Kraus A, Cifuentes M, Villa A R, Jakez J, Reyes E, Alarcón-Segovia D
Department of Immunology & Rheumatology, Instituto Nacional de la Nutrición Salvador Zubirán, Mexico City, Mexico.
J Rheumatol. 1994 Apr;21(4):649-53.
To describe the findings and course of myositis in primary Sjögren's syndrome (SS).
We studied myositis in SS when clinically indicated. Of 104 patients with SS, we identified 3 cases. In all, the diagnosis was made according to clinical data, biochemical, electromyographic and biopsy criteria. Other autoimmune diseases were excluded.
We found a prevalence of 3% of myositis secondary to SS. There were no significant associations between myositis and other clinical or laboratory variables.

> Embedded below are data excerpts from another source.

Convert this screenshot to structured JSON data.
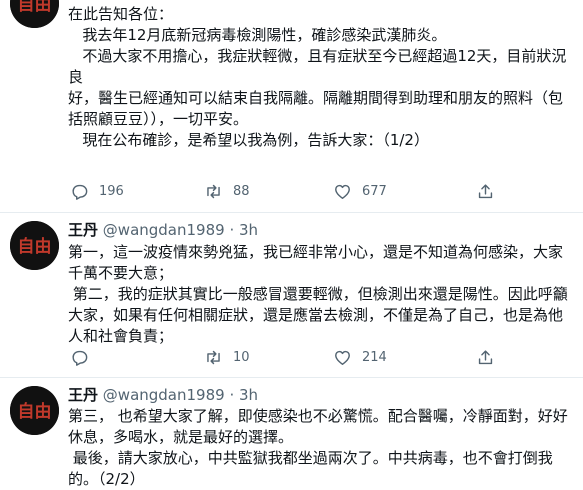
{
  "tweet1": {
    "lines": [
      "在此告知各位：",
      "",
      "   我去年12月底新冠病毒檢測陽性，確診感染武漢肺炎。",
      "",
      "   不過大家不用擔心，我症狀輕微，且有症狀至今已經超過12天，目前狀況良",
      "好，醫生已經通知可以結束自我隔離。隔離期間得到助理和朋友的照料（包",
      "括照顧豆豆）），一切平安。",
      "",
      "   現在公布確診，是希望以我為例，告訴大家：（1/2）"
    ],
    "replies": "196",
    "retweets": "88",
    "likes": "677"
  },
  "tweet2": {
    "name": "王丹",
    "meta": "@wangdan1989 · 3h",
    "lines": [
      "第一，這一波疫情來勢兇猛，我已經非常小心，還是不知道為何感染，大家",
      "千萬不要大意；",
      " 第二，我的症狀其實比一般感冒還要輕微，但檢測出來還是陽性。因此呼籲",
      "大家，如果有任何相關症狀，還是應當去檢測，不僅是為了自己，也是為他",
      "人和社會負責；"
    ],
    "replies": "",
    "retweets": "10",
    "likes": "214"
  },
  "tweet3": {
    "name": "王丹",
    "meta": "@wangdan1989 · 3h",
    "lines": [
      "第三， 也希望大家了解，即使感染也不必驚慌。配合醫囑，冷靜面對，好好",
      "休息，多喝水，就是最好的選擇。",
      " 最後，請大家放心，中共監獄我都坐過兩次了。中共病毒，也不會打倒我",
      "的。（2/2）"
    ]
  },
  "avatar_text": "自由",
  "colors": {
    "text": "#0f1419",
    "muted": "#536471",
    "divider": "#e6ecf0",
    "avatar_bg": "#111111",
    "avatar_fg": "#c0392b"
  },
  "icons": [
    "reply-icon",
    "retweet-icon",
    "like-icon",
    "share-icon"
  ]
}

Although rare, myositis must be considered a part of the spectrum of SS. In our experience, treatment with steroids and immunosuppressive drugs was successful.
描述原发性干燥综合征(SS)中肌炎的表现及病程。
在临床有指征时,我们对SS患者中的肌炎进行了研究。在104例SS患者中,我们识别出3例。总体而言,诊断依据临床资料、生化、肌电图及活检标准做出。排除了其他自身免疫性疾病。
我们发现SS继发肌炎的患病率为3%。肌炎与其他临床或实验室变量之间无显著关联。
尽管罕见,但肌炎必须被视为SS疾病谱的一部分。根据我们的经验,使用类固醇和免疫抑制药物治疗是成功的。